Sunday, July 30, 2006


Written and directed by Woody Allen
Focus Features

It's only natural after Woody Allen made a triumphant return with Match Point that his next film, back to his comedy norms, would seem like a letdown if it didn't absolutely live up to the standard he re-set for himself. Fortunately, I was able to watch his latest without making the comparison, and I can say that Allen is now on a winning streak.

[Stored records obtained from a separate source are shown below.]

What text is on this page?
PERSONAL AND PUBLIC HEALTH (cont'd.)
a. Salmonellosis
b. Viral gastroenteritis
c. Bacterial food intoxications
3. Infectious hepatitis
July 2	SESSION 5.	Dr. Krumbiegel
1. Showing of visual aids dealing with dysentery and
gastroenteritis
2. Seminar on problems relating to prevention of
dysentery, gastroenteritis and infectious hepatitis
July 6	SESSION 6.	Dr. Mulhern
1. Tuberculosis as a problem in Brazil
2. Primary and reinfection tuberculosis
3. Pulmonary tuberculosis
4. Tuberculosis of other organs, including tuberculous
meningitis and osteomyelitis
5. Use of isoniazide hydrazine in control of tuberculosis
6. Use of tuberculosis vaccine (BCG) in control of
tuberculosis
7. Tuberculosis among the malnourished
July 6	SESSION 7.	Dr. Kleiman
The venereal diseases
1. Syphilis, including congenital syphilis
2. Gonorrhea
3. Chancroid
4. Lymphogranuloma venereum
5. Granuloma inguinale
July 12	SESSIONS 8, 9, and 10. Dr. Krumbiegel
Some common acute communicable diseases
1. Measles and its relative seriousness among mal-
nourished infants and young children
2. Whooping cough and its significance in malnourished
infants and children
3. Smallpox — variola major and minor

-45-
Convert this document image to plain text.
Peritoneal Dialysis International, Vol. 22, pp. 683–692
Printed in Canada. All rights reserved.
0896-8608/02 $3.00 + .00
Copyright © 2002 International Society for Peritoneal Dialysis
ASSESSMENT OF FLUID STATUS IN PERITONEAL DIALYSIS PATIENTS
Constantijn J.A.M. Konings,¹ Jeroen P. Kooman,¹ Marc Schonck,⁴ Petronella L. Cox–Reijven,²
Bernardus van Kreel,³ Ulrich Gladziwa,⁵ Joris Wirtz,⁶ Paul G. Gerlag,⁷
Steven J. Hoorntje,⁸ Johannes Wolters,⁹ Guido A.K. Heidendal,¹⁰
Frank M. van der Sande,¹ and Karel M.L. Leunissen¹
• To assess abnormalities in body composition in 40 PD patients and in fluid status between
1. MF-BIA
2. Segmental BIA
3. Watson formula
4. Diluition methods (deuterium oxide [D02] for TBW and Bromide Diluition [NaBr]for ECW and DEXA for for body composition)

Sondra Pransky (Scarlett Johansson) is a student reporter looking for a big story, sweetly whorish, not afraid to do what's necessary to get the big scoop. One day, she goes to a magic show starring The Great Splendini, aka Sid Waterman (Allen) and she is picked out of the crowd to help him with a vanishing trick in one of those magic boxes. While in the box, the ghost of a former journalist, Joe Strombel (Ian McShane), gives her cryptic information he has learned concerning the Tarot Card Killer, suspecting him to be London socialite Peter Lyman (Hugh Jackman). Sondra, with the help of the reluctant Sid, try to get involved in Peter's life, she using her assets to attract him, and soon after she's dating him under a false name and under the assumption Sid is her dad. Of course, she's falling for him, making the investigation difficult.

What may lead some to dislike this is that Woody Allen actually steals the movie, while the photogenic Johansson and Jackman sort of take the air out of the picture by comparison. I know both of those actors can be funny, but it's not written that way--Johansson has a few choice lines but Allen kills almost every time he's onscreen, reminiscent of Annie Hall. The difference there, of course, was that Diane Keaton had a good portion of laughs, too. Yet, I never looked on Johansson and Jackman's scenes as a major negative to the picture--it's not like they drag the whole movie down or anything.

The mystery is a bit like Agatha Christie's ABC Murders, and it has either glaring holes or at the very least, a confusing sequence of events much like trying to figure out M.C. Escher's impossible figures. Once everything is revealed, certain scenes don't make sense, and when you think you've figured it out, it runs into a dead end because something else contradicts it. A better plotted mystery, or at the very least a less confusing one, might have gotten Allen overwhelming accolades again.

As is, Allen fans should go see this because of a great many quotable lines, mostly said by him. And there's a great rapport between he and Johansson. It's not too much of a stretch to say this is the funniest movie of the year so far.